Bottlenose is a free platform, though Spivack said that several brands and agencies use Bottlenose to detect trends, conversations and influencers. Eventually the company will offer subscription accounts for individuals and brands that offer analytics and other features, as well as a free version that is ad-supported. They also plan to release an API for marketers and brands, as well as plug-in apps for enterprise-level users.
There are a wide variety of companies attempting to unearth social media trends, and aggregate content from a user’s networks, from social media monitoring companies like Radian6, to social media dashboards like Hootsuite, to news readers like Flipboard and Zite, and trendspotting tools like Trendspottr, which is much more of a direct competitor. Social search tool Topsy aims to provide a similar search tool, but Spivack said they’re focused on unearthing past updates, rather than focusing on what’s happening now. Spivack said that Twitter is technically a competitor, even though they pull from Twitter’s API, since they have their own search and discovery features.
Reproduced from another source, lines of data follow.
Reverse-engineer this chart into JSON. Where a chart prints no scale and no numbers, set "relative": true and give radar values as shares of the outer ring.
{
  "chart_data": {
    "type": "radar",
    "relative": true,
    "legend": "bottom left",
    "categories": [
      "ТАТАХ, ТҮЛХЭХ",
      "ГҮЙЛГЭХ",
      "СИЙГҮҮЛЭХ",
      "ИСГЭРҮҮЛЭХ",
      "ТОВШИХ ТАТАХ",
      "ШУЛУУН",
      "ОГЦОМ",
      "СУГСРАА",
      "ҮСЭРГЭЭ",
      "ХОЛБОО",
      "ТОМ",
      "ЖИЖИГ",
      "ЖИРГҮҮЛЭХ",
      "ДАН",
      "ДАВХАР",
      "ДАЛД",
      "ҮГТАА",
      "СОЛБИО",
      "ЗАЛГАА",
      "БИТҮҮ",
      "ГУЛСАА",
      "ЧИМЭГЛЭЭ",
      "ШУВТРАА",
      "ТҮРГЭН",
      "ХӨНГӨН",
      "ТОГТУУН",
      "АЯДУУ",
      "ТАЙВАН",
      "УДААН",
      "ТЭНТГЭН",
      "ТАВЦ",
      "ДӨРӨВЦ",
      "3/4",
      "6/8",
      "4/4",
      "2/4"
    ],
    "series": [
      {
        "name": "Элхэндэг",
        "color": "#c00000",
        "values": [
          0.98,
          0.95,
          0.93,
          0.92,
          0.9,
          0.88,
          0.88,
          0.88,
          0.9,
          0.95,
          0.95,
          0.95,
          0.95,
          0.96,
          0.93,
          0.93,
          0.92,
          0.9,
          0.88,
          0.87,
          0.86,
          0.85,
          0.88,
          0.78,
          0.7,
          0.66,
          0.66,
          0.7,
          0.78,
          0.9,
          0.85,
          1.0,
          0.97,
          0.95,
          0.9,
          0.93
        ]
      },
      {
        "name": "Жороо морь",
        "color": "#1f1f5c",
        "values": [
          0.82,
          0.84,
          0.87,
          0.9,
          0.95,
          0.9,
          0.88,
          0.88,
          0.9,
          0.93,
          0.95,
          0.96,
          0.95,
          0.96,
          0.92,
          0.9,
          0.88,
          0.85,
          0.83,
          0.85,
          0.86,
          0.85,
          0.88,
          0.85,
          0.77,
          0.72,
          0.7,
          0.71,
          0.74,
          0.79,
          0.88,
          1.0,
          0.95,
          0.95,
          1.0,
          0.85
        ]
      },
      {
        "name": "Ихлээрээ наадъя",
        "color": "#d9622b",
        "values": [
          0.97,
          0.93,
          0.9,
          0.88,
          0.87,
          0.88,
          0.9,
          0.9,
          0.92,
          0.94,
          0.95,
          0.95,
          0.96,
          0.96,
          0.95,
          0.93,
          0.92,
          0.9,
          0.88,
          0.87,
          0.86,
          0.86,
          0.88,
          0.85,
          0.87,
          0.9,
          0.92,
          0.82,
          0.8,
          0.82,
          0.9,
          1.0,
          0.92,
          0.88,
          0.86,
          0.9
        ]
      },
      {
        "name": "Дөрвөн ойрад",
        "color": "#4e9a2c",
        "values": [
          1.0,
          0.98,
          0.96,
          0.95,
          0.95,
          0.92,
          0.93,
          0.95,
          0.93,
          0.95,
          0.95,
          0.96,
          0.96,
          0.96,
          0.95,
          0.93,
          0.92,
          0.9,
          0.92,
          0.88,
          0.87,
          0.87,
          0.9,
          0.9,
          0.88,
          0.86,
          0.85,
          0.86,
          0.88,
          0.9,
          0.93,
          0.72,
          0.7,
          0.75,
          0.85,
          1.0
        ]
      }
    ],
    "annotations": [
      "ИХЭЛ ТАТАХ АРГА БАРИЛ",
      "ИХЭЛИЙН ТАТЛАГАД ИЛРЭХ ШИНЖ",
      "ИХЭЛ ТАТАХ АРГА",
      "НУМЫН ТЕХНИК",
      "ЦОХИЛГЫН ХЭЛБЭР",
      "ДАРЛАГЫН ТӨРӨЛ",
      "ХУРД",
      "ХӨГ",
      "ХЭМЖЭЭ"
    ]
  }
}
The biggest issue for Bottlenose will be convincing users that they need to find trending information there instead of on social networks or through news sites or RSS feeds. Spivack said that ultimately, Bottlenose is about cutting through the noise. “Social networks have everything right away, but there’s just too much noise,” he said. “How do you know what’s important in that chatter?” In terms of user acquisition, Spivack said that since each search result page has a unique URL, they can be found by search engines, so he envisions people finding the content through Google, and each page is also shareable on social networks. If Bottlenose can become a landing page people open every day to get a snapshot of trending content around the world, it could gain a base of users outside the early beta testers. But trying to lure users’ attention away from social networks is becoming an increasingly tall order.